Publicidad Bajar al sitio
Columnistas

Hombres eran los de antes

Separado, con 40 años y de regreso a un rodeo que ya no conoce y que, quizás, hubiera preferido ignorar. ¿A dónde van los hombres cuando llueve?

Por Hernán Brienza

Alguna vez leí que, en las familias, las generaciones buenas y malas vienen intercaladas. Es decir que a un padre emprendedor y decidido, le sigue un hijo tímido y quedado; a un padre expansivo y ambicioso, un badulaque y un despilfarrador; a un hombre apto para todo lo sucede, un bueno para nada. Mi padre fue piloto de avión, mecánico, obrero de fábrica, taxista, bancario, boxeador, lector, escritor, periodista y trompetista, yo apenas pude ser un abogado relativamente exitoso. Para lo demás soy un completo y absolutamente inútil. Es decir, soy el eslabón fallado en la cadena familiar que me tocó ocupar. Por suerte mis hijos me redimirán o, al menos, esa es mi esperanza. Y dentro de los elementos que inundan mi universo, hay tres entidades que son incomprensibles para mí: la computadora y el auto. Y como no puedo comprenderlos, obviamente, echo mano al pensamiento mágico para explicar sus disfunciones. Desde la teoría conspirativa del virus introducido por la contraparte para impedir que realice mis presentaciones judiciales a término, pasando por la complicidad de las leyes del universo que se confabulan para que el auto no arranque a minutos de tal o cual cita hasta el animismo primitivo de otorgarle voluntad propia a las máquinas del demonio. Cualquiera de estas excusas pueden encontrarse en el menú de respuestas posibles cuando la PC se tilda o el auto decide pinchar una goma. Por ejemplo: en el último mes, dos veces he pinchado la goma trasera derecha en la zona de Libertador y Coronel Díaz. Demasiada coincidencia para que sea simplemente una coincidencia.

La otra entidad, claro, es la mujer. Género con el que también, desde hace mucho, decidí relacionarme a través del pensamiento mágico.

Ella es playera de la estación de servicio ubicada a seis cuadras de mi casa. Sencilla. Zapatillas, zoquetes, calzas azul-celestes, llevadas con elocuencia pero no con desmesura, un buzo blanco y la cabellera morena enrulada que le asoma por entre el broche. Se da vuelta y me mira simpáticamente. Piel oscura, ojos negros, una laburante del conurbano bonaerense. Hermosa, con su mirada traviesa y sus dientes blancos como las hojas de un libro recién comprado. Mide un metro setenta. Pregunta sin mirar, pero sonriendo, prestando atención con el rabillo del ojo: “Le llenamos el tanque, señor”.

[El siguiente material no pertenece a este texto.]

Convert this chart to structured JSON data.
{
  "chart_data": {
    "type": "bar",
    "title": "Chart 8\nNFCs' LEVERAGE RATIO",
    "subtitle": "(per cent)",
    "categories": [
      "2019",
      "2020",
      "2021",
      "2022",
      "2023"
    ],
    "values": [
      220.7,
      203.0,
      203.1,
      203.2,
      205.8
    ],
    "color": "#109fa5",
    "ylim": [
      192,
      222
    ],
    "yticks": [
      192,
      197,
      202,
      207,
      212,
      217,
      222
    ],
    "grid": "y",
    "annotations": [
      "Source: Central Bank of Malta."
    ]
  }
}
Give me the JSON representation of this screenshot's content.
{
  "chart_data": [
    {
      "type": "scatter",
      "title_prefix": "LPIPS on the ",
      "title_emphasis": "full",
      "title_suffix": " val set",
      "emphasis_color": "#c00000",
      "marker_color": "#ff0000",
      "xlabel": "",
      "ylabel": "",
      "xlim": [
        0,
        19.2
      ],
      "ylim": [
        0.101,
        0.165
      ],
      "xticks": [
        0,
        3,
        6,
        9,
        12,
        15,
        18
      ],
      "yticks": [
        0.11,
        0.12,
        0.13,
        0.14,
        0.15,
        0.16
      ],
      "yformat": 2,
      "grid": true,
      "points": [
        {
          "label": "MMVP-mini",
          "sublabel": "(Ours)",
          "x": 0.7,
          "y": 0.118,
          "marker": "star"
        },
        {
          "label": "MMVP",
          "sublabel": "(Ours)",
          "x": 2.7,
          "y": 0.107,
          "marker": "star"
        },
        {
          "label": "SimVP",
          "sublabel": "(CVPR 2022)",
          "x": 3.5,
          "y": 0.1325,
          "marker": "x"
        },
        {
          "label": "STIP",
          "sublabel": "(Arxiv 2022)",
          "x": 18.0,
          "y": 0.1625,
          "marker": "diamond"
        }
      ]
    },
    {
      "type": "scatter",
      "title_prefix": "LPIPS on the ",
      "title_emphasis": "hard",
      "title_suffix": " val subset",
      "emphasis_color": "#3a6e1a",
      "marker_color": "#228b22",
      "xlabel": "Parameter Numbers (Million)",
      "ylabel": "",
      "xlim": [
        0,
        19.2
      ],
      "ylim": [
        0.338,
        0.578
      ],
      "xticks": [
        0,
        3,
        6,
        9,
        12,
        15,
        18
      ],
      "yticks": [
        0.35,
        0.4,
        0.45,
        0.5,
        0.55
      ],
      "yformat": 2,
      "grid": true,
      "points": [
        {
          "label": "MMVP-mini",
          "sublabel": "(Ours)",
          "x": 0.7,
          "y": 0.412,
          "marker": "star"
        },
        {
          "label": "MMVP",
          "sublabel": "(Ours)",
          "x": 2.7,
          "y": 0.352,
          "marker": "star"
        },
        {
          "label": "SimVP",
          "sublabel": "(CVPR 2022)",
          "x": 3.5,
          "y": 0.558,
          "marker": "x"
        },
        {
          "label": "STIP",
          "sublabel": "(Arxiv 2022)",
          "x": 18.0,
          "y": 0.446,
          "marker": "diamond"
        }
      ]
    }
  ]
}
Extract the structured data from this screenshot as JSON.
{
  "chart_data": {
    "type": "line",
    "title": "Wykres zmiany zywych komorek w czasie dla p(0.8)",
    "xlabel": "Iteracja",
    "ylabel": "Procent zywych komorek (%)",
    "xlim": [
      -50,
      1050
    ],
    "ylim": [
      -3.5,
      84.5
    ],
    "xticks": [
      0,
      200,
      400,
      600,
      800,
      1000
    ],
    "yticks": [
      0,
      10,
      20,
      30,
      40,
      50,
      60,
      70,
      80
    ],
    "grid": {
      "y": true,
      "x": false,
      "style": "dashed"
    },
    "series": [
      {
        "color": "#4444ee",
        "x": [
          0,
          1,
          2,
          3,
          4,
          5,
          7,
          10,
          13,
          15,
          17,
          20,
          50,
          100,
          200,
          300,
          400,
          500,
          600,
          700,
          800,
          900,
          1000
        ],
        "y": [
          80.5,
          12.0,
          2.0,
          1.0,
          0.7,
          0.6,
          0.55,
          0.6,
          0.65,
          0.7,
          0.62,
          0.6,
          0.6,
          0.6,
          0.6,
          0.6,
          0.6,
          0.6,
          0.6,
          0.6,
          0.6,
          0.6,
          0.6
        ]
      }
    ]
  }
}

A la semana siguiente fui a un horario completamente distinto y la vuelvo a encontrar. La miro y le digo: “¿Te contaron que se abolió la esclavitud?”. Pone cara de sorprendida. Le aclaro: “Trabajás a toda hora…”. Se ríe. “No, es que vamos rotando los turnos -explica y se ríe-. ¿Lleno?”, pregunta y pronuncia mi nombre. La miro, sorprendido. “¿Cómo sabés mi nombre?”. Pone cara de tonta burlándose de mí y agita mi tarjeta de crédito. Reímos. Debo reconocer que me cautiva su pícara dulzura. Tiene algo de salvaje y algo de ingenua. Como si tuviera algo de rupestre. O una inocencia silvestre.

El primer encuentro no tiene sentido por sí mismo. El segundo encuentro puede ser una casualidad. El tercero es el destino, definitivamente. Estoy por salir a la ruta de noche. Paro en una estación de servicio de la misma marca pera casi llegando a la General Paz. Está ella. Tiene un nombre extraño: Soraya. Le doy un beso. Huele a nafta, aceite y perfume de mujer. Hace un gesto de coquetería. Me dice: “¿Si vas a salir a la ruta te reviso agua y aceite, dale?”. Acepto. Levanta el capó y mira el motor. “Qué mugre -se queja-. ¿No le das mucha importancia al auto, no?”. Displicente, le conwwwo: “No, la verdad que no”. Ella me mira y me dice mordaz y despectiva: “Qué raro siendo hombre, ¿no?”. Me quedo callado, herido en mi amor propio. Ella me cobra y sonriendo me da la tarjeta y la factura. Me da un beso y se va. Arranco. Guardo el plástico y detrás de la factura: “Soraya. 155… Llamame, hombre moderno”.